Le ministre délégué s'est dit favorable à un rassemblement dès le premier tour avec le candidat Les Républicains (LR), Bruno Retailleau, « quand on arrivera vers l'hiver ». Cette déclaration intervient alors que plusieurs autres ministres ont déjà rejoint le camp du maire du Havre.
Une dynamique Philippe au sein du gouvernement
Avant Benjamin Haddad, la porte-parole du gouvernement Maud Bregeon et le ministre de la Transition écologique Mathieu Lefèvre, tous deux membres de Renaissance, avaient déjà soutenu Édouard Philippe. Le ministre de la Justice Gérald Darmanin a apporté son soutien le 17 août et sera présent à la rentrée politique de Philippe, le 30 août à Tourcoing.
La ministre de l'Enseignement, de la Formation et de l'Apprentissage Sabrina Roubache, proche du président de la République, s'est également rapprochée du candidat Horizons. Le ministre chargé du Commerce extérieur et de l'Attractivité Nicolas Forissier, membre de LR suspendu par son parti, était présent au meeting parisien du 5 juillet et se qualifie d'« éclaireur » pour la droite.
Naïma Moutchou (Outre-mer) et Anne Le Hénanff (Numérique), membres d'Horizons, soutiennent aussi le Havrais, tout comme le ministre de l'Enseignement supérieur Philippe Baptiste, présent au rassemblement de juillet.
Gabriel Attal conserve quelques fidèles
Gabriel Attal, candidat de Renaissance, peut compter sur un cercle restreint de soutiens. Lors du meeting de lancement de sa campagne le 30 mai, plusieurs ministres étaient présents au premier rang : Stéphanie Rist (Santé), David Amiel (Comptes publics), Eléonore Caroit (Francophonie) et Roland Lescure (Économie). Attal a rappelé sur France Inter être un « marcheur historique » et un « militant depuis dix ans d'un parti dont je suis extrêmement fier ».
À huit mois du premier tour, la majorité des ministres restent silencieux. Certains, comme le ministre de l'Intérieur Laurent Nuñez, ne sont issus d'aucun parti et se tiennent à l'écart. D'autres attendent un rassemblement, à l'image de la ministre de l'Égalité Aurore Bergé, qui ne veut pas d'Attal. Les membres du MoDem, comme Jean-Noël Barrot (Affaires étrangères), attendent la décision de François Bayrou.
Certains ministres verraient d'un bon œil une candidature de Sébastien Lecornu, notamment Serge Papin (Commerce) et Laurent Panifous (Relations avec le Parlement).
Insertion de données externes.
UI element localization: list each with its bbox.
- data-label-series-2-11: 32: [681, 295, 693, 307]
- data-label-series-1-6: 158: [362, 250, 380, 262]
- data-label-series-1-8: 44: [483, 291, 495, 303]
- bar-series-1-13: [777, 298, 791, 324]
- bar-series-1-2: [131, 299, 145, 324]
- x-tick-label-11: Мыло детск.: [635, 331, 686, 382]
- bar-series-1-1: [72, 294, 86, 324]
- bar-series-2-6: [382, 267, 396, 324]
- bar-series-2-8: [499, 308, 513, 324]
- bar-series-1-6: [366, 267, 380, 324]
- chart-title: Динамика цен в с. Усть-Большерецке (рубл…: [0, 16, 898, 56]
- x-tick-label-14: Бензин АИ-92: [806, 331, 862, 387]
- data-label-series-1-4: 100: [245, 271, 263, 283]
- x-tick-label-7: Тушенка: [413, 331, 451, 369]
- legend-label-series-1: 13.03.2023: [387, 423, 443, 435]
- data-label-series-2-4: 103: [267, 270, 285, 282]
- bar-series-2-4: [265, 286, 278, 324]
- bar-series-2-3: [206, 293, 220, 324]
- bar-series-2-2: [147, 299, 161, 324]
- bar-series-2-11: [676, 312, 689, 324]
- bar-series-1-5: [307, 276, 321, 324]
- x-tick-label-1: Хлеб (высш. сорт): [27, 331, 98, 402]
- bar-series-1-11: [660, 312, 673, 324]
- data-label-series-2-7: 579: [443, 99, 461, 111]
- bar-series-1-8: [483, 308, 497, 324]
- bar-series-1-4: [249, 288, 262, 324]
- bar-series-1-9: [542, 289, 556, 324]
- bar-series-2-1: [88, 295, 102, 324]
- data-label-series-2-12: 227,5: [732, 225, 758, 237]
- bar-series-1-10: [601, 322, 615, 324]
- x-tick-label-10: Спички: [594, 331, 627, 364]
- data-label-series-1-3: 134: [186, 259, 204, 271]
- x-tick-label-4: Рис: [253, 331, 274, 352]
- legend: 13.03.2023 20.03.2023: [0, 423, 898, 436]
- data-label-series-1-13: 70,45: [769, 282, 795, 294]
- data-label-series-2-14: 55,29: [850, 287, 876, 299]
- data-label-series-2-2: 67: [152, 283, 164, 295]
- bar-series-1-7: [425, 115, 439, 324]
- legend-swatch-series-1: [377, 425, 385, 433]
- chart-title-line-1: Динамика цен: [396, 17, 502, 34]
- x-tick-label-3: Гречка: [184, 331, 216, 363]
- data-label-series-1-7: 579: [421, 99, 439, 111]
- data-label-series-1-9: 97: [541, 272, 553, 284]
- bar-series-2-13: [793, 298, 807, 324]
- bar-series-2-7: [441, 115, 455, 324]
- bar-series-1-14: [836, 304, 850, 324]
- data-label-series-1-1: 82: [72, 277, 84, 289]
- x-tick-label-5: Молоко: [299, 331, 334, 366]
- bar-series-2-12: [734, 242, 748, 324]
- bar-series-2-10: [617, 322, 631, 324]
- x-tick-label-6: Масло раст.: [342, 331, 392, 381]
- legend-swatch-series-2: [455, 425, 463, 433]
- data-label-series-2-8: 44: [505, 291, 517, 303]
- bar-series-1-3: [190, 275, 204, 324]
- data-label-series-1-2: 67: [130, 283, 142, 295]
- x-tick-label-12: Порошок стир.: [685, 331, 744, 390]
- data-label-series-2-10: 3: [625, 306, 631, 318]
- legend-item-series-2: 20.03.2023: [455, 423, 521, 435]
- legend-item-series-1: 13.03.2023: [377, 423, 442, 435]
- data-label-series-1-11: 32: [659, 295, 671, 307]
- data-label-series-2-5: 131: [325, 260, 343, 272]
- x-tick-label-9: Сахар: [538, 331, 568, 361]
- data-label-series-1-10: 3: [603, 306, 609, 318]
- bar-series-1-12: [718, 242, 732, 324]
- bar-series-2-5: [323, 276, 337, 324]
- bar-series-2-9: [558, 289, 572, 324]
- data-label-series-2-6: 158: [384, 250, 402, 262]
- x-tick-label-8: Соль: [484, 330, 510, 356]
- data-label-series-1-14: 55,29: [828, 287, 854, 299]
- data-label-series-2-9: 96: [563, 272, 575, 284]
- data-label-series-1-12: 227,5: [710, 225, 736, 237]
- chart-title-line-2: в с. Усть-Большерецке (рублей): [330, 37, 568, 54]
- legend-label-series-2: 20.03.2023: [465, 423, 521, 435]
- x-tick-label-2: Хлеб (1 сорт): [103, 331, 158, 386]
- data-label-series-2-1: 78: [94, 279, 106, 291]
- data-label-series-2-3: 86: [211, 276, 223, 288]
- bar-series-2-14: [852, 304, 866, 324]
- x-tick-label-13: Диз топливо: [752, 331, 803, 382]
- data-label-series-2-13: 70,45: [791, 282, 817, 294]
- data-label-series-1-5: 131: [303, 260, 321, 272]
Ce dernier déclarait au « Point » en juillet : « Il ferait un très bon candidat ». Cependant, une semaine plus tôt, il avait soutenu Bernard Cazeneuve, déclarant dans « Ouest-France » : « Je souhaite que Cazeneuve se présente. Il faut un candidat pour porter et incarner les valeurs de la social-démocratie ».
Enfin, la ministre de l'Écologie Monique Barbut a déclaré dans « Libération » que Jean-Luc Mélenchon est le candidat « qui intègre le plus la question du climat dans ses propositions », une position jugée ironiquement comme « un vrai élan de lucidité » par une membre de la direction insoumise.